Fidelity funds focusing on commodity stocks climbed to the top of the performance table. Fidelity Select Insurance was the sole non-commodity fund in the top five; it claimed the fifth spot as insurance stocks fared well in this rising interest rate environment.

  • Fidelity Select Energy Portfolio, FSENX       +63.0%
  • Fidelity Natural Resources Fund, FNARX       +41.0%
  • Fidelity Global Commodity Stock Fund, FFGCX       +20.7%
  • Fidelity Agricultural Productivity Fund, FARMX       +13.7%
  • Fidelity Select Insurance Portfolio, FSPCX      +7.8%


Best S&P 500 Stocks of 2022

Energy companies in the S&P 500 took the top five spots, gaining over 80% each. Oil & gas exploration and production companies Occidental Petroleum and Hess Corp. claimed the top two spots. Spots three and four were claimed by refiner Marathon Petroleum and integrated oil giant Exxon Mobil, respectively. Energy services provider Schlumberger was the fifth-best performer.

  • Occidental Petroleum, OXY       +119.1%
  • Hess Corp., HES       +93.6%
  • Marathon Petroleum, MPC       +85.8%
  • Exxon Mobil, XOM       +86.1%
  • Schlumberger Ltd., SLB       +80.7%


Looking ahead to 2023

Stocks have started 2023 on a positive note. The S&P 500 rose 1.5% in the first week of the new year, breaking a four-week losing streak. Stocks rallied sharply after the Labor Department showed wage gains slowed last December.

The Labor Department reported that the economy added 223,000 jobs. The unemployment rate fell to 3.5%. Average hourly earnings rose 0.3%, less than the 0.4% economists had forecast in a Dow Jones survey. Average hourly earnings were up 4.6% in December on a 12-month basis. The monthly and yearly changes in average hourly earnings declined from 0.6% and 5.1%, respectively, in November.

Investors saw the moderation in the rate of increase in average hourly earnings as a sign of easing inflation. Federal Reserve officials, however, downplayed the data in the jobs report, saying inflation remains far too high and the Fed has more work to do.

In other economic data, the Institute for Supply Management’s manufacturing and services sector indexes both fell below 50.0% for the first time in over 30 months, suggesting contraction.

U.S. Treasury yields declined across the board last week. The 10-year Treasury ended the week yielding 3.6%, 0.3% lower than its start this year.

Investors’ focus is now on the December consumer price index data due this Thursday. Economists surveyed by Dow Jones forecast the core CPI (which excludes food and energy prices) to increase by 5.7% on a year-over-year basis.

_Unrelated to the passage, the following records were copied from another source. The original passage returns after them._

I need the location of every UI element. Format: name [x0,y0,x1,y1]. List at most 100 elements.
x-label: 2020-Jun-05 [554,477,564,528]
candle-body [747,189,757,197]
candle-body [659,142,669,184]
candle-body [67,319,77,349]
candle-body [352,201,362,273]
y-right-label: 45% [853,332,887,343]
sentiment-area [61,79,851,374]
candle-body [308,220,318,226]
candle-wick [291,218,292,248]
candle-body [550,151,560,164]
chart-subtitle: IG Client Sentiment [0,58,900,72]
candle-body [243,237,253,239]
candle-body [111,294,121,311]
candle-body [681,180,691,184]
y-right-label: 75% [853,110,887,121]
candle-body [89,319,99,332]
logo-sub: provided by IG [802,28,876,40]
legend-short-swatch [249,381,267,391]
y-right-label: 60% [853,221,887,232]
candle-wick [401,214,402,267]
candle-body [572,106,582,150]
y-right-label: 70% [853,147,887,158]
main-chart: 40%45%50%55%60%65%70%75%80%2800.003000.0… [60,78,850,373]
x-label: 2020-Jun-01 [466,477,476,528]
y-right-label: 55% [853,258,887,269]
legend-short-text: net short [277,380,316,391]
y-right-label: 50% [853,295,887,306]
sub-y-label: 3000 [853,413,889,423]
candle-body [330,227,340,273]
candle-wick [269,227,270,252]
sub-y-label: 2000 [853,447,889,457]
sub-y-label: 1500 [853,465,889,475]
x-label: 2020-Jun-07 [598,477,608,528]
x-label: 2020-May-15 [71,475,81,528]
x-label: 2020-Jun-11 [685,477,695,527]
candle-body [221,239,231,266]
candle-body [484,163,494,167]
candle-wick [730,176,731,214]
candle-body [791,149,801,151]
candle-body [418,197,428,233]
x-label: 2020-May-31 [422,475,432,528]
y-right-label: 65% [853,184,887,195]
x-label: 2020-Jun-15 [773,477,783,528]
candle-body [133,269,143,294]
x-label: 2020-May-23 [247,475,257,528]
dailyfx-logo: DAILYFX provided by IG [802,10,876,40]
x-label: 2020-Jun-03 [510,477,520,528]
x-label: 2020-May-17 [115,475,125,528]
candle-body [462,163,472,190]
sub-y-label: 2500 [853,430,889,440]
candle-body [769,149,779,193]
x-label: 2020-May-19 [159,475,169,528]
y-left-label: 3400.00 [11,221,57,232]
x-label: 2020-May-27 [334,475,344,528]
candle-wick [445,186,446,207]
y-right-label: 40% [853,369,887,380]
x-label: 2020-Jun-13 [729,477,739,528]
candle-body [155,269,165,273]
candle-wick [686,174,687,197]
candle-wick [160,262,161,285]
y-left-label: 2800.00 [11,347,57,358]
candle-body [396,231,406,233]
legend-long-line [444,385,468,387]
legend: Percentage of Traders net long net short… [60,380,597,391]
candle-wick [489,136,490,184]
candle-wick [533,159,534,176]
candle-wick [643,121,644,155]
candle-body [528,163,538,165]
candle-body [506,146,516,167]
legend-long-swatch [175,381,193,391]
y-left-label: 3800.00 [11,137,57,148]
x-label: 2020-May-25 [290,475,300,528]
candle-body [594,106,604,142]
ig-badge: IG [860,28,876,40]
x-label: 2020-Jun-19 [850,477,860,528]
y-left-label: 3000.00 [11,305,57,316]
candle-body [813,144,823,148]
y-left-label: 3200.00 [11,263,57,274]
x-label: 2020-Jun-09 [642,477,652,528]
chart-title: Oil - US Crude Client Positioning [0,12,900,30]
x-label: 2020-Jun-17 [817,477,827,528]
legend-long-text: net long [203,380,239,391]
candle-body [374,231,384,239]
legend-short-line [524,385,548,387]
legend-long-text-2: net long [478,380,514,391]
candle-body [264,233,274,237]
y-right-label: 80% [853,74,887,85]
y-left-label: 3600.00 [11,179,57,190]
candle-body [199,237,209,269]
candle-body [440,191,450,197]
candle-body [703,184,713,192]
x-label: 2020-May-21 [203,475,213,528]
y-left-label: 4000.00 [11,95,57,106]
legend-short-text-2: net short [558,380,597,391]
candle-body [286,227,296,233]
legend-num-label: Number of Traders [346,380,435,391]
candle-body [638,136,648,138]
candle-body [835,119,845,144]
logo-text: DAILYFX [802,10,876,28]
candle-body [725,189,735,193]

This week also marks the start of the fourth quarter earnings reporting season. Top banks, including Bank of America, JPMorgan Chase, and Wells Fargo, report earnings. Asset manager Blackrock, Taiwan Semiconductor, health insurer UnitedHealth Group, and Delta Airlines also report.

The CPI data and fourth-quarter earnings reports will impact stock prices this week.

The year 2023, in total, need not be a bad one for stocks after a dismal 2022. If inflation continues to trend lower, the Fed stops raising the federal funds rate around 5%, and the economy avoids a recession, stock prices can gain double digits in 2023.